Bell suspects the influence of Gershwin (or at any rate, jazz) on Prokofiev’s Second Violin Sonata. I can’t hear it, but he placed Jascha Heifetz’s arrangements of Gershwin’s Three Preludes before the Sonata to make the point. The Preludes, originally for piano, sit a little awkwardly when spread between two instruments, but Bell’s swaggering way with them had an authenticity that I suspect only a New Yorker can muster.
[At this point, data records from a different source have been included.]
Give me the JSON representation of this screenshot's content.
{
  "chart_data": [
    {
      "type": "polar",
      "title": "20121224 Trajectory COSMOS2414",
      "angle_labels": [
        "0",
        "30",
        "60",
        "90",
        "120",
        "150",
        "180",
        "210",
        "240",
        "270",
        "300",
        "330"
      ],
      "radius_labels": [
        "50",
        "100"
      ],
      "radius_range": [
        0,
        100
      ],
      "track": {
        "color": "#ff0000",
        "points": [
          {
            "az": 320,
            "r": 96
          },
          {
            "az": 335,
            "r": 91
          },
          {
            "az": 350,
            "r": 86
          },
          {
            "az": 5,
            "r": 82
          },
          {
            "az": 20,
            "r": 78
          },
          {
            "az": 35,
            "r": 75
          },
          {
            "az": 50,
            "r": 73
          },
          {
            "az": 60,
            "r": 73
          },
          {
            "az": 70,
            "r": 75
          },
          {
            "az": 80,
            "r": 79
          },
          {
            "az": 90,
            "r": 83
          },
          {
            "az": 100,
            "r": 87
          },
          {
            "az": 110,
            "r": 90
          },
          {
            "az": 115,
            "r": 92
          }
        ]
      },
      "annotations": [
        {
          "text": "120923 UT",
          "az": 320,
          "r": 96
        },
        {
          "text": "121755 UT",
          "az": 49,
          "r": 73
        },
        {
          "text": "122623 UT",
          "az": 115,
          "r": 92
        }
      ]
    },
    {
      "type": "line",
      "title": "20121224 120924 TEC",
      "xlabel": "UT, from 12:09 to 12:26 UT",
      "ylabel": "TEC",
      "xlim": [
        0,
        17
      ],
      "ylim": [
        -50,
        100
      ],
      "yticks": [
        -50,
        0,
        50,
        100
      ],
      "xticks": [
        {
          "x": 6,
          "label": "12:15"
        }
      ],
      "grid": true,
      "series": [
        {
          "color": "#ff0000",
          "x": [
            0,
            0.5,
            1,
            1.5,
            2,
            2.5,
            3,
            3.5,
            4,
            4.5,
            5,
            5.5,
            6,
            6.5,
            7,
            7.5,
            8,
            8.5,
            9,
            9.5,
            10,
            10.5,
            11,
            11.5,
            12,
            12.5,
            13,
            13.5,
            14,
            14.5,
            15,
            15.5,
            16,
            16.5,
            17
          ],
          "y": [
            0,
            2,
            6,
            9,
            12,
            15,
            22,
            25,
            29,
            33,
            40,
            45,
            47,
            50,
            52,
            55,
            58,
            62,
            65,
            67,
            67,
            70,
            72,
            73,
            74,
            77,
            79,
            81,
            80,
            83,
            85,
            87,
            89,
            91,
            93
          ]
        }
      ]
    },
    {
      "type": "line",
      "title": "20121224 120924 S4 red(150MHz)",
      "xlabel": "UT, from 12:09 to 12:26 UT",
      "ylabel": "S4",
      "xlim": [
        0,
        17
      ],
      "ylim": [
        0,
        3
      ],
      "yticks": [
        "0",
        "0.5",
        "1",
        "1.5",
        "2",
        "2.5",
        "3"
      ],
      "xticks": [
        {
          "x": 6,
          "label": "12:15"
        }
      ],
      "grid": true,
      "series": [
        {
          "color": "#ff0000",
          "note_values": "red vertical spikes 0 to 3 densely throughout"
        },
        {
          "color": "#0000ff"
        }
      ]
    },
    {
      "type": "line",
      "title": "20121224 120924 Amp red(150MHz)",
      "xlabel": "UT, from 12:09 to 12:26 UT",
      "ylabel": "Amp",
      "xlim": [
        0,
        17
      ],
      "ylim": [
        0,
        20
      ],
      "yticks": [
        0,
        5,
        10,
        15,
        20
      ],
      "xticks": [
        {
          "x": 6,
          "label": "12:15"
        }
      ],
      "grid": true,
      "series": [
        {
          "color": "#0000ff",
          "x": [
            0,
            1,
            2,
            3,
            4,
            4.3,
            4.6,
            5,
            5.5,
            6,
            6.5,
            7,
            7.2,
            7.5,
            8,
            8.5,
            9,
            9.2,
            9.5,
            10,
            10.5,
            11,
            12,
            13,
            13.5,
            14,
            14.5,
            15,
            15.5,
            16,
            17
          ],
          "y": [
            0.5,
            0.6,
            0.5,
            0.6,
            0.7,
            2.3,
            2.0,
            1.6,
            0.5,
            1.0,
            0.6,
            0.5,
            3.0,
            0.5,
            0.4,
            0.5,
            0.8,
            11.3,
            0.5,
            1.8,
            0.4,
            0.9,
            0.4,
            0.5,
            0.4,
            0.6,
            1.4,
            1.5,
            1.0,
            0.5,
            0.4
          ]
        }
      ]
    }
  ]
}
Prokofiev originally composed the Second Violin Sonata for flute, adapting it for violin at the suggestion of David Oistrakh. He then wrote what became known as the First Violin Sonata – a work of such ferocious mechanical anguish that the Second can seem a pale flower beside it. Bell and Haywood, though, made it surging but nostalgic and richly coloured. Bell’s vivid sense of narrative flow carried it in a way I’ve never heard before, enriching it with a fragile turn of phrase that didn't negate power. The audience went wild for what followed – Sarasate’s Zigeunerweisen and an arrangement for Chopin’s C sharp minor Nocturne – but it was the Prokofiev that stole the evening.


3 comments:

Anonymous said...

Mr. Bell had something in his trouser pocket, a big no-no to a soloist on stage. And somehow something was missing from the way the pair communicated with each other and with the audience, good playing, but not much heart.

Andrew Morris said...

Bell had his mute in his pocket. Some violinists don't like leaving them on the instrument because they can rattle when not in use.

Anonymous said...

I agree with the above comment. I've heard this pair on more than one occasion and they play almost separately from each other. Nothing horribly wrong with it but it certainly lacks soul.